I have no idea what view Professor Peebles takes on these grander ramifications. But as another Nobel Prize-winning physicist, the late Charles Townes, put it, “Intelligent design, as one sees it from a scientific point of view, seems to be quite real.” Nor is he alone. Physicist Brian Josephson, another Nobelist, says he is “80 percent” confident that intelligent design is correct. As the odds go, that’s not bad. How about giving the snark a little rest, Williamson?

For more on intelligent design and the arguments from cosmology, see Episode 4 of Science Uprising:

What I find most stunning is this snippet of text: “Yet, insofar as Peebles’s work helped to strengthen the evidence for a cosmic beginning, it is actually part of the argument for intelligent design made by, among others, philosopher of science Stephen Meyer in his next book, The Return of the God Hypothesis.” The awful truth is any notion that the output of Stephen Meyer is in the same league with that of James Peebles is pure fantasy. While Peebles spent decades observing the cosmos and applying mathematical analysis and reasoned insight, Meyer has dedicated the past two decades to convincing others the universe and all life resulted from the musings of a transcendental being. The ultimate insult is having somebody such as Stephen Meyer attempt to hitchhike on the work of real scientists.
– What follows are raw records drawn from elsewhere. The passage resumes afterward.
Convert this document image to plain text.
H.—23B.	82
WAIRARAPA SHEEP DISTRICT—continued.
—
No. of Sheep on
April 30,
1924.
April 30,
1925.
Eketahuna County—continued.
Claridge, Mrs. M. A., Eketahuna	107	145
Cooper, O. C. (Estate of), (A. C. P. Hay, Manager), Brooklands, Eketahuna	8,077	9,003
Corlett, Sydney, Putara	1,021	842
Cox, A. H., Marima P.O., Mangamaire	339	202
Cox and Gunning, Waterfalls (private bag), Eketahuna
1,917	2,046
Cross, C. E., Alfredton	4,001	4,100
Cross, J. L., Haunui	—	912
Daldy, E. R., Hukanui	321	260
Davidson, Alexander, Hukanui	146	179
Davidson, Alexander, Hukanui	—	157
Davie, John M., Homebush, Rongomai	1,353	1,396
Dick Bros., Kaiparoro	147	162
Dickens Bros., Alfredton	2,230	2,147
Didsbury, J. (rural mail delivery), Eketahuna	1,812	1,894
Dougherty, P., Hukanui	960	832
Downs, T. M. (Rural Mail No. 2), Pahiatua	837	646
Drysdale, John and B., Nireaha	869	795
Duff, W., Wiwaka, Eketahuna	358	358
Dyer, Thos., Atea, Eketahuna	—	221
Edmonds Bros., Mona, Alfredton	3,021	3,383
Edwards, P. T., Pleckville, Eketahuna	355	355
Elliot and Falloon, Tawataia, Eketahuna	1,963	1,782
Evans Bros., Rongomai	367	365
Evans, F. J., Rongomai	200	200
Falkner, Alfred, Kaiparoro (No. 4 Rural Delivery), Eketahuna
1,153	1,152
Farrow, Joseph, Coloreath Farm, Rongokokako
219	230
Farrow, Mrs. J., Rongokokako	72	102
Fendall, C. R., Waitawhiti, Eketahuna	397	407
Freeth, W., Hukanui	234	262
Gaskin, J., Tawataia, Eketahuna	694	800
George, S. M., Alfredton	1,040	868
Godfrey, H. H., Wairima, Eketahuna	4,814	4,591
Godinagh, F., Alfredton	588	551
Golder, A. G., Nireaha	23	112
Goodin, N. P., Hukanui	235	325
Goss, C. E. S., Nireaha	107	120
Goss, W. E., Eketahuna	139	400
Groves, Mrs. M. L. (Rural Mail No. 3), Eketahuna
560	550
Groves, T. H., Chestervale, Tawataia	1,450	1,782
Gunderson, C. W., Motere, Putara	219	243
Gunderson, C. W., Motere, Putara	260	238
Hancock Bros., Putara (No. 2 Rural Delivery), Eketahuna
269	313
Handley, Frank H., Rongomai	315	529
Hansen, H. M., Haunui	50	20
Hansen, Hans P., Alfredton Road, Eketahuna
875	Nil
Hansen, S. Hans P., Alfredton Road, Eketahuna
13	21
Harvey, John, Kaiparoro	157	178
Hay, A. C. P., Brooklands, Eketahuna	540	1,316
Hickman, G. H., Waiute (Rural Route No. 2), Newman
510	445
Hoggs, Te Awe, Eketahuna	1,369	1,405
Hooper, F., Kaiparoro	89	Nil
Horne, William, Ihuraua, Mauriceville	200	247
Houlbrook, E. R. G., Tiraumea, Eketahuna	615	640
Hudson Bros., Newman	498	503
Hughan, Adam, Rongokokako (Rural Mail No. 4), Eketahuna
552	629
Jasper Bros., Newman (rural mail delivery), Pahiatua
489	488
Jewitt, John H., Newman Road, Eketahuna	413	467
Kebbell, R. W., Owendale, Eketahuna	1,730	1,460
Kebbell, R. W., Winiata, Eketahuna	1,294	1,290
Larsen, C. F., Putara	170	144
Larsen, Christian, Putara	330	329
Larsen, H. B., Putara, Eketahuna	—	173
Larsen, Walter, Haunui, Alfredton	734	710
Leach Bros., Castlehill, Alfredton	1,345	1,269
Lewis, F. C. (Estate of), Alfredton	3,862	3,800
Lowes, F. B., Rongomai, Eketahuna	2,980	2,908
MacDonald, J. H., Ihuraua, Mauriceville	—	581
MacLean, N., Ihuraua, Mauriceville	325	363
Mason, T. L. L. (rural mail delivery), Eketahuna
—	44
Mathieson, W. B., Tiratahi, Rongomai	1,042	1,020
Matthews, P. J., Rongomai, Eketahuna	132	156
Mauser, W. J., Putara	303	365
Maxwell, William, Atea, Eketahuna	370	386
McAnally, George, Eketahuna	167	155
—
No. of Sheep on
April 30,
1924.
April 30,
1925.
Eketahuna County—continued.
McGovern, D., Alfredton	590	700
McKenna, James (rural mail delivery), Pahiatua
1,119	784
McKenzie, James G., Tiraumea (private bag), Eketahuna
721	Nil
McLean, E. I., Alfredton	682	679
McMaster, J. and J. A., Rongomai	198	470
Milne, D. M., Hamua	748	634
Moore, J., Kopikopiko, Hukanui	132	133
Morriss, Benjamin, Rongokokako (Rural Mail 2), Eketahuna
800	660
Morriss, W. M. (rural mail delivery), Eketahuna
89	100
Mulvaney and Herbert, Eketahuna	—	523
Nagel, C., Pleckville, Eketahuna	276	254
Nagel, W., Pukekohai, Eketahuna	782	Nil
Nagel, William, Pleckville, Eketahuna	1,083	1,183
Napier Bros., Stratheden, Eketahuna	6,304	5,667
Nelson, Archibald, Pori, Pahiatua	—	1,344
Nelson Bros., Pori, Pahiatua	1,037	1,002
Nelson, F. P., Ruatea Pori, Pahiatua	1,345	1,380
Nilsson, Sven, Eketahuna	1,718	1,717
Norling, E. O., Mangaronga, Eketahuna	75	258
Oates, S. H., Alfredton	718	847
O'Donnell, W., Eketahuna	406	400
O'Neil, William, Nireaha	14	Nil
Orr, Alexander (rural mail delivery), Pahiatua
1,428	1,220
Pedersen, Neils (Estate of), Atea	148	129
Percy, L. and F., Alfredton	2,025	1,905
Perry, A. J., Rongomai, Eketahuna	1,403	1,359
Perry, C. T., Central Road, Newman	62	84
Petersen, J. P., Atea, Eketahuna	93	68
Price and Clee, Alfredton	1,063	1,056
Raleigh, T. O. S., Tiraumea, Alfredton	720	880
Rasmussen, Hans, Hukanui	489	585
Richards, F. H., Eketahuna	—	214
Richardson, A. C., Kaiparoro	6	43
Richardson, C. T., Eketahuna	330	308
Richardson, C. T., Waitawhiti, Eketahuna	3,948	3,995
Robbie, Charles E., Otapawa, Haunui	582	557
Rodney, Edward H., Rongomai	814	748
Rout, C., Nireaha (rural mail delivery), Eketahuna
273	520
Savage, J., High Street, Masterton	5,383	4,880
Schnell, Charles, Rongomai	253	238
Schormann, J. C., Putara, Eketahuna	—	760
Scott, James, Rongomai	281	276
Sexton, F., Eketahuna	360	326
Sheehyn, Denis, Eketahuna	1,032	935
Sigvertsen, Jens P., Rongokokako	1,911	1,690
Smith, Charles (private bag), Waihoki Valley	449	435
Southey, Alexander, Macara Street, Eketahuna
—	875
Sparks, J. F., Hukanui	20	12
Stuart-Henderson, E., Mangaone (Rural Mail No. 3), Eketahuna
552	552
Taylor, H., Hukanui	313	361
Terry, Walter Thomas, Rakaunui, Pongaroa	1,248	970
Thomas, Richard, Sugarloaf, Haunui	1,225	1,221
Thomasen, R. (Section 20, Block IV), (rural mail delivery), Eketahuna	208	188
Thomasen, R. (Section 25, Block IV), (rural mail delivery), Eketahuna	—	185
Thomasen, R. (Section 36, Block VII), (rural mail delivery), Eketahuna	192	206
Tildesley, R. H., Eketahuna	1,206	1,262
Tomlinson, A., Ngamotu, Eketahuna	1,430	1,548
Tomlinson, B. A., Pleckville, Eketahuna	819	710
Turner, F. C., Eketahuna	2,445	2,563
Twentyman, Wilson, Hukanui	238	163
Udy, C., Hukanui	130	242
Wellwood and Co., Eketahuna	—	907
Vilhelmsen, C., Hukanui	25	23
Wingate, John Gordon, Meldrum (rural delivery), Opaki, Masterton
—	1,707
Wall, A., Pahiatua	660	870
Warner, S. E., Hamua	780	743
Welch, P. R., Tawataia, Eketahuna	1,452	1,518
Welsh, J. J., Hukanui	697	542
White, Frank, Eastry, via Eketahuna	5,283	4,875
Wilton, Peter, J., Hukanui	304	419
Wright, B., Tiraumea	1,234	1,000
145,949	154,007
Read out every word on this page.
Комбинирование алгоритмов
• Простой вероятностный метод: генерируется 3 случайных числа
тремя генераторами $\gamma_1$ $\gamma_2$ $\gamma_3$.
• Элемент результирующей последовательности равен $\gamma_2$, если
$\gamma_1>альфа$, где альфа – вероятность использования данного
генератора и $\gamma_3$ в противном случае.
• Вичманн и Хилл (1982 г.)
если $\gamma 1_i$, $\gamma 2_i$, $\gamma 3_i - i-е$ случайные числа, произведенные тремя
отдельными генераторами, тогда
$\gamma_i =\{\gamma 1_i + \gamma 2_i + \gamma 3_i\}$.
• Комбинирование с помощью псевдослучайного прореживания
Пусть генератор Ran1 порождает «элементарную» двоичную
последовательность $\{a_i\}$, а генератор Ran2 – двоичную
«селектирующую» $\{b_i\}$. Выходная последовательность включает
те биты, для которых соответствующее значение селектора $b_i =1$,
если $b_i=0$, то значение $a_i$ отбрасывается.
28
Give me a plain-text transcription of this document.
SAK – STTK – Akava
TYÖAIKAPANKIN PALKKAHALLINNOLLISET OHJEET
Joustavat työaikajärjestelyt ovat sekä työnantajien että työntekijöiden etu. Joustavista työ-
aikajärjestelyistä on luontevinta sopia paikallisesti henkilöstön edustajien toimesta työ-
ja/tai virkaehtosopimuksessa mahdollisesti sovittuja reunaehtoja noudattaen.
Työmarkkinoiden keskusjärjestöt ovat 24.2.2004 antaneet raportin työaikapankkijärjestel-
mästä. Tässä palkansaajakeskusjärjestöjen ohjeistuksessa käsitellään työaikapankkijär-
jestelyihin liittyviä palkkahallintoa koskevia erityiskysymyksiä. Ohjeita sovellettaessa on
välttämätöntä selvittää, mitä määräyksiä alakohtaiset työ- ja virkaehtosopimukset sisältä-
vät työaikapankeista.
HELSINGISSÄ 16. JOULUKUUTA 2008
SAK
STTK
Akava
If the term “peanut gallery” puzzles you, then Google is your answer.

Bad Joke of the Week

One of a Continuing Series

Not a joke this time, rather a collection from a pamphlet titled Atheists Say the Darndest Things.

  1. A belief is not true because it is useful: Amiel Journal
  2. A casual stroll through a lunatic asylum shows faith does not prove anything: Friedrich Nietzsche
  3. Ignorance is the mother of true piety: Henry Cole, Dean of St. Paul’s 1559
  4. When we talk to God, we’re praying. When God talks to us it’s schizophrenic: Lily Tomlin
  5. To all things clergic, I am allergic: Alexander Woolcott
  6. “God” is a three-letter word meaning “I don’t know:” anonymous
  7. Man is certainly stark mad. He cannot make a worm, and yet he will be making gods by the dozens: Montaigne
  8. Religion. A daughter of Hope and Fear, explaining to Ignorance the Unknowable: Ambrose Bierce

Bat Shit Crazy

Number 14 in a Series

There is crazy, and there is bat shit crazy. Take, for example, former candidate for president Michele Bachmann of Minnesota.

Michele Marie Bachmann ( née Amble; born April 6, 1956) is an American politician and a member of the Republican Party. She represented Minnesota’s 6th congressional district in the United States House of Representatives from 2007 to 2015. The district includes St. Cloud and several of the northern suburbs of the Twin Cities.

Get past, for a moment, her being a member of the Tea Party movement and a founder of the House Tea Party Caucus, Bachmann brings bat shit crazy to a new level.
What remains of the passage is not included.